There was a similar reaction when the group Committed won the talent show The Sing-Off in 2010, and also led to criticism of the group for their song selections while on the show. More recently, Devon Franklin, an Adventist movie producer, married actress Meagan Good and was interviewed by Oprah for her Super Soul Sunday series. In each of these situations, Adventists reveled in these public accolades, despite the fact that Adventism as a religion spurns much of popular culture.
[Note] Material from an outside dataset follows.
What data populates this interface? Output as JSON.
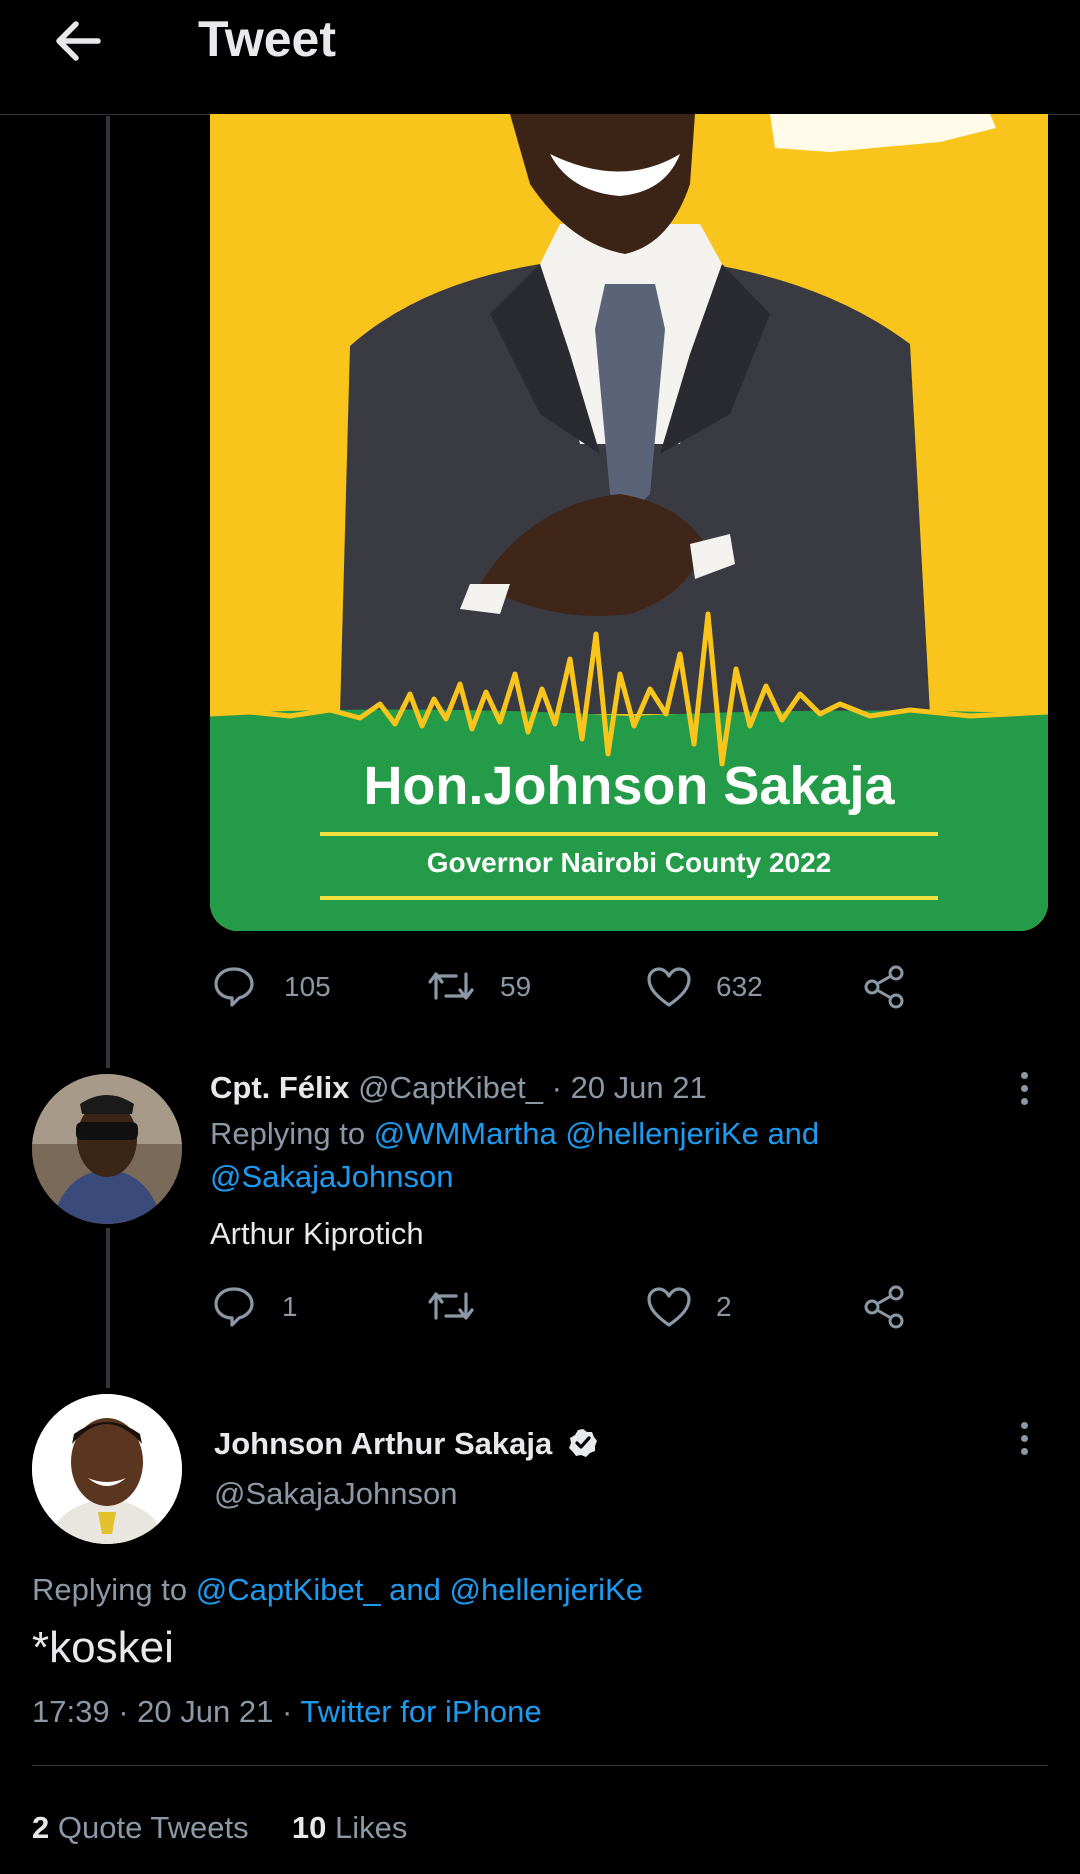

Second, the response of the Adventist Church as an institution was much more understated and more in line with the (former?) culture of Adventism. The church officially released a statement in which they welcomed Jones into the church and distanced themselves from his personal statements. The release also disavowed Christopher Hudson, head of The Forerunner Chronicles and the man who interviewed Jones, and gave a brief summary on the Adventist Church. As an individual, there have been times when I have been critical of my church. I assume all of us have been critical of the structures of our faith traditions. This was one time when I agreed with the way the Adventist church handled what could have been a thorny situation.
Finally, there is the question of who represents the faith in its engagement with the broader culture. In the past few days Christopher Hudson, who has interviewed on Nightline and CNN, received a lot of publicity for his ministry. Many outlets have described him as an Adventist pastor, and he described himself as an evangelist for the Adventist Church. The Church, however, has distanced itself from him in any capacity. It is right to do so. As has been widely reported, Hudson has made inflammatory statements that are not connected to any official positions of the Adventist Church. He claimed that the rapper Jay-Z is in league with the devil, compared President Obama to Hitler, and implied that gas shortages in New York would lead to cannibalism. When engaging the broader culture, you cannot always control the actors. While Adventists in general may be excited about having as famous an advocate as Jones, we now have to argue against members like Hudson, whose beliefs are not in line with what most Adventists believe.
I am not sure that I am advocating for a right or wrong position here. I am certainly uncomfortable with the desire for public validation that seemed evident in the culture of Adventism this week. But I also realize that in a broader sense, Adventism stands at a crossroads. Adventism is a young faith (next year will be the 150th anniversary of the founding of the church) and has not really addressed issues of publicity and how to engage culture in its broadest form. If this week has shown me anything, it is that we have a long way to go and a lot to learn along the way.
Photo: Public Domain (Attribution: Wikimedia Commons).
 Though I must say, Adventism is not that small when compared to other uniquely American denominations. Worldwide Adventism has over 17 million members (more than the Church of Jesus Christ of Latter Day Saints) and as of 2011 was the second fastest growing denomination in America.
 It is possible that when Hudson describes himself as an evangelist for the Adventist Church he means that he evangelizes the Adventist message as opposed to holding any official position with the church.
Jason is a Harvard Law graduate and a PhD candidate in Church-State Studies at the Dawson Institute at Baylor University. He is currently working on his dissertation about a Christian theology of church-state separation, and enjoys blogging about religion, politics, and questions of religious liberty.